Kebangkitan Kristus yang Memulihkan

Seorang ibu yang sudah menikah 20-an tahun ditinggal oleh suaminya. Orang yang selama hidupnya selalu menolongnya dan pendampingnya yang baik telah tiada. Belum lagi anak-anak yang bertumbuh dari remaja menuju ke usia pemuda dan dewasa namun masih belum mapan membuatnya semakin terbeban. Ibu ini, selama 3 tahun paska kematian suaminya secara rutin harus diopname di rumah sakit setiap kali menjelang peringatan hari ulang tahun suaminya. Kesedihan dan kehilangan ini sungguh membebaninya.

Demikian pula dengan kejadian-kejadian yang mencengangkan yang dialami oleh para murid Tuhan Yesus. Baru saja mereka mengarak-Nya bak raja yang akan menguasai bumi, kini mereka tahu bahwa Dia justru harus mati dengan mengenaskan. Belum lagi momen kebangkitan-Nya yang di luar nalar, serta juga kehadiran-Nya di tengah mereka yang ada di ruangan tertutup rapat. Tidak hanya mengalami kesedihan dan kehilangan, para murid juga mengalami keterkejutan atas hal-hal yang belum mampu mereka pahami saat itu.

Namun, Tuhan Yesus yang telah bangkit mengerti kondisi hidup para murid-Nya. Dia tahu bahwa mereka belum siap ditinggalkan-Nya. Oleh karena itu, Dia mendatangi mereka dan terus menemani serta meyakinkan mereka bahwa Dia sungguh bangkit. Kebangkitan-Nya inilah yang kemudian membawa perubahan dalam kehidupan para murid.

Melalui bacaan-bacaan Alkitab kita hari ini, kita bisa belajar 2 hal terkait dengan korelasi antara duka, kehilangan, dan kebangkitan Kristus:

1. Damai Sejahtera

Setiap kali Tuhan Yesus datang menjumpai para murid, Dia mengucapkan dan memberikan damai sejahtera bagi mereka (Yohanes 20:19,26). Setelah damai sejahtera diterima oleh para murid, Tuhan Yesus pun kemudian memperlihatkan dan membuktikan bahwa Diri-Nya benar- benar hidup dan bangkit.

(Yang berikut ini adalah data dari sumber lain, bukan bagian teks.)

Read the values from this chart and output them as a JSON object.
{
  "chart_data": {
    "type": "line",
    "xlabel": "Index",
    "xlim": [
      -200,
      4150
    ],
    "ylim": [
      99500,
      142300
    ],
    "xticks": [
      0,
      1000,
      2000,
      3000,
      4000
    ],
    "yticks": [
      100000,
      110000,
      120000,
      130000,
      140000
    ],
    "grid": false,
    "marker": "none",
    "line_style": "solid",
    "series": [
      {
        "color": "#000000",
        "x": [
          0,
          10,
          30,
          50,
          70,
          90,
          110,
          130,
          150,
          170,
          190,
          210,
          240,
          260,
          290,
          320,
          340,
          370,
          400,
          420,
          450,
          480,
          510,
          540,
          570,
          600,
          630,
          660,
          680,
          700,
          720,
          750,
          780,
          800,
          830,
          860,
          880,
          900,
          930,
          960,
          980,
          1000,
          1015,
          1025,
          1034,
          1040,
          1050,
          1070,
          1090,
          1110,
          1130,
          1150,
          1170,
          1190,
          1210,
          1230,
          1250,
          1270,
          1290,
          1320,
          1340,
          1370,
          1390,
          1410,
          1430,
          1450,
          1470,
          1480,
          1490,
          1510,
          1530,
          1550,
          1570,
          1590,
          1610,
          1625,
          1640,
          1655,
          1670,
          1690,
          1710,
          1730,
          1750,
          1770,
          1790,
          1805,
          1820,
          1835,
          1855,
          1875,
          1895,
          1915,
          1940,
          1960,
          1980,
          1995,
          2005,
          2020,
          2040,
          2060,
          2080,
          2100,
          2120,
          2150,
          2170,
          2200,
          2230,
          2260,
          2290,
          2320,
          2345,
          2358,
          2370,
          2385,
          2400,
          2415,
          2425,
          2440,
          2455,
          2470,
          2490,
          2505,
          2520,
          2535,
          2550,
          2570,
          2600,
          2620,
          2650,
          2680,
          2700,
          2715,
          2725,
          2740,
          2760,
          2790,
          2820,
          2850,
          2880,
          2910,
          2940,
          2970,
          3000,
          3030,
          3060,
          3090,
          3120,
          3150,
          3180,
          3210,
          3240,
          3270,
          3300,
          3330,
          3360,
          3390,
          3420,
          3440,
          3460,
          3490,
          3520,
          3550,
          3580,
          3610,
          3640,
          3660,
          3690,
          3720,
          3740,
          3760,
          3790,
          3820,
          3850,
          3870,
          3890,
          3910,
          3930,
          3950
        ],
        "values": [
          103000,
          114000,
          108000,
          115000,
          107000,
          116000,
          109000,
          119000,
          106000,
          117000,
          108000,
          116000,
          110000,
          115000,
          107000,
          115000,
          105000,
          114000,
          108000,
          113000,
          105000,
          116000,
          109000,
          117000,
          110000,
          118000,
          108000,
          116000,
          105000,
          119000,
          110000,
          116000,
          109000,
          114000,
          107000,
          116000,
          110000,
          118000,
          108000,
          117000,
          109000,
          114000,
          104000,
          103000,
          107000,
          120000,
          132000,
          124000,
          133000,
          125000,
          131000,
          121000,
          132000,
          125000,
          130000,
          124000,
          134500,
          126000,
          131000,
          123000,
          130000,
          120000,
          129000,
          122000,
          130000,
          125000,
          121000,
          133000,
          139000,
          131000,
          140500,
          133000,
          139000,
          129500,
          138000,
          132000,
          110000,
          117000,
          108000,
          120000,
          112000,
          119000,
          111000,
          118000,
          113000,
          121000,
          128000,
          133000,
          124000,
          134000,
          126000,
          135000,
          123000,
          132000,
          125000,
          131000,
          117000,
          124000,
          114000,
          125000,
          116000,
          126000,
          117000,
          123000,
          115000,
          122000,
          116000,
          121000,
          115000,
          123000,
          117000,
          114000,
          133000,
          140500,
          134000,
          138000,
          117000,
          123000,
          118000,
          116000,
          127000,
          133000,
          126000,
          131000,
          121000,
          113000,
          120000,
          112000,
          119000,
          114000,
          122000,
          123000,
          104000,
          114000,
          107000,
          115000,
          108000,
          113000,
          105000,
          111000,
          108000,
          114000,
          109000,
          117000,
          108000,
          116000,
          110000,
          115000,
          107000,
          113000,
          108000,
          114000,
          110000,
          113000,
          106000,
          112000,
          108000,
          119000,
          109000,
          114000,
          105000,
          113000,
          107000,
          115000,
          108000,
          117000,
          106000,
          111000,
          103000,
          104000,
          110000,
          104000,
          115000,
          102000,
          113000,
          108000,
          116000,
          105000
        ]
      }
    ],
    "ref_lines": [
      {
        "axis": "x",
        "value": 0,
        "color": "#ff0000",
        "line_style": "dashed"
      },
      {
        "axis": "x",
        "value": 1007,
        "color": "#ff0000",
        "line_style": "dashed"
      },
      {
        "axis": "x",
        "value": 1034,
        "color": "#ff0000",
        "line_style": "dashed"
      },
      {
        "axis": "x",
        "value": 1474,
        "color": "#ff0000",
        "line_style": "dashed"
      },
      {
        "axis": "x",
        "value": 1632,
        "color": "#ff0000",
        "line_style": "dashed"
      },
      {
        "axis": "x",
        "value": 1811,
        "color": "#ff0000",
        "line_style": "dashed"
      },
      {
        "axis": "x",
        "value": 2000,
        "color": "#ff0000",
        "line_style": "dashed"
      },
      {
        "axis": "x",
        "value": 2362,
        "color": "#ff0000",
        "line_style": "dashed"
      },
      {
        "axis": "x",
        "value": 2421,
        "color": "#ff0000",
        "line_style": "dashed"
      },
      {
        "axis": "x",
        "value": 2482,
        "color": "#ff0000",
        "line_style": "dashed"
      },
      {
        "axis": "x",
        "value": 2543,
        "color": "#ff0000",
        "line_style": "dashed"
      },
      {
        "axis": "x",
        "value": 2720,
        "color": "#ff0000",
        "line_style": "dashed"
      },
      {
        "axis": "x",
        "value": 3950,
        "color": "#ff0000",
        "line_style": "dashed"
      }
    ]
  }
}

Damai sejahtera yang telah diterima oleh para murid, termasuk Tomas, membuat mereka mampu menerima Firman yang dikatakan oleh Tuhan Yesus. Damai sejahtera dari Tuhan Yesus seperti penghapus pinsil yang menghapus coretan-coretan dalam kertas hidup kita dan menggantinya dengan lembaran baru yang penuh harapan.

2. Kemerdekaan

Kebangkitan Kristus pada akhirnya membuat murid-murid Nya mendapatkan pemulihan. Mereka yang tadinya hidup dikuasai oleh keinginan duniawi, mereka yang dikuasai oleh ketakutan akan kematian, kini mereka menjadi orang-orang yang merdeka. Mereka tidak lagi takut kepada orang-orang yang menentang mereka. Bahkan Petrus dan para rasul yang lain berkata; “Kita harus lebih taat kepada Allah dari pada kepada manusia.” (Kis.5:29). Mereka tak lagi tunduk kepada kuasa manapun selain dari pada kuasa Allah.

Kebangkitan Kristus telah memulihkan hidup para murid. Apakah kebangkitan-Nya juga memulihkan kita? Apakah kita merasakan damai sejahtera dan kemerdekaan bersama dalam kebangkitanNya? Tuhan memberkati.